In the early 2000s, after 20 years of private operations, the hotel was handed over to the Chinese government. The hotel now belongs to the Ministry of Land and Resources of the People's Republic of China.

The hotel closed down for renovations for three years and reopened on 15 July 2015.

==Description==
The hotel has 520 rooms and suites. The White Swan's Jade River Restaurant, with its garden decor, is noted for its Cantonese cuisine, and has one Michelin star.

During the era of China's international adoption program (1992-2024), many American families seeking to adopt children from China would stay at the White Swan while in Guangzhou awaiting visa paperwork.
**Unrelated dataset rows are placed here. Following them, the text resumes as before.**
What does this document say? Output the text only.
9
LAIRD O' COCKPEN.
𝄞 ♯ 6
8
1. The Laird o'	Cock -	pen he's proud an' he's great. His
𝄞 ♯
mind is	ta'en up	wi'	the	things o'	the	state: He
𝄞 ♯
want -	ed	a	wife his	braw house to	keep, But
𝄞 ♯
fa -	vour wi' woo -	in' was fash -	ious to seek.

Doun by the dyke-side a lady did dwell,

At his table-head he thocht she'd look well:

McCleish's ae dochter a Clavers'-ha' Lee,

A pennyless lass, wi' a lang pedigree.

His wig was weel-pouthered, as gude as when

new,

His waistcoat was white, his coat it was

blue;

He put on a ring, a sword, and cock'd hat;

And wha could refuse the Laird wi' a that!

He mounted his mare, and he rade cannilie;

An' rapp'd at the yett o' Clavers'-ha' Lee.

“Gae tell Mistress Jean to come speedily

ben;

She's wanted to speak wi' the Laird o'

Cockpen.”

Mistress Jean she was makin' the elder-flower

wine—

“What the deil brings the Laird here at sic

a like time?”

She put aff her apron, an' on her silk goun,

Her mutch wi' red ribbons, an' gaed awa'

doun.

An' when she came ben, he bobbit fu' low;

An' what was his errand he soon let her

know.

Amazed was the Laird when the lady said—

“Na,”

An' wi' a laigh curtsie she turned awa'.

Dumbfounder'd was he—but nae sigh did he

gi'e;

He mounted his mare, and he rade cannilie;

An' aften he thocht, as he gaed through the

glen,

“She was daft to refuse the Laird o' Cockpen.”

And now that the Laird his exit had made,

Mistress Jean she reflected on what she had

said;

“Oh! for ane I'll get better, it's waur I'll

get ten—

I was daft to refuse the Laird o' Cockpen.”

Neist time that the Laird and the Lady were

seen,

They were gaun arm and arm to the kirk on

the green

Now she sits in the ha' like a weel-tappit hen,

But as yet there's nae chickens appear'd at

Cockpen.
The children's story book White Swan Express (2002)
is based on this.

==Famous guests==
Over the years, the White Swan Hotel has hosted numerous internationally renowned figures. Among its most notable guests are Queen Elizabeth II, Deng Xiaoping, Richard Nixon, Bill Gates, Fidel Castro, George H. W. Bush, Kim Jong-il, Margaret Thatcher, Lee Kuan Yew, Henry Kissinger, Zhao Ziyang, Hu Yaobang, Helmut Kohl, Norodom Sihanouk, King Carl XVI Gustaf, Yang Shangkun, Wang Zhen, and Ivan Arkhipov.

==Awards==
- Member of "The Leading Hotels of the World" (1985)
- 5 stars by the Chinese Government in February 1990
- "China's 50 best hotels" in 1996
- "China's best well-known hotel" in 2008.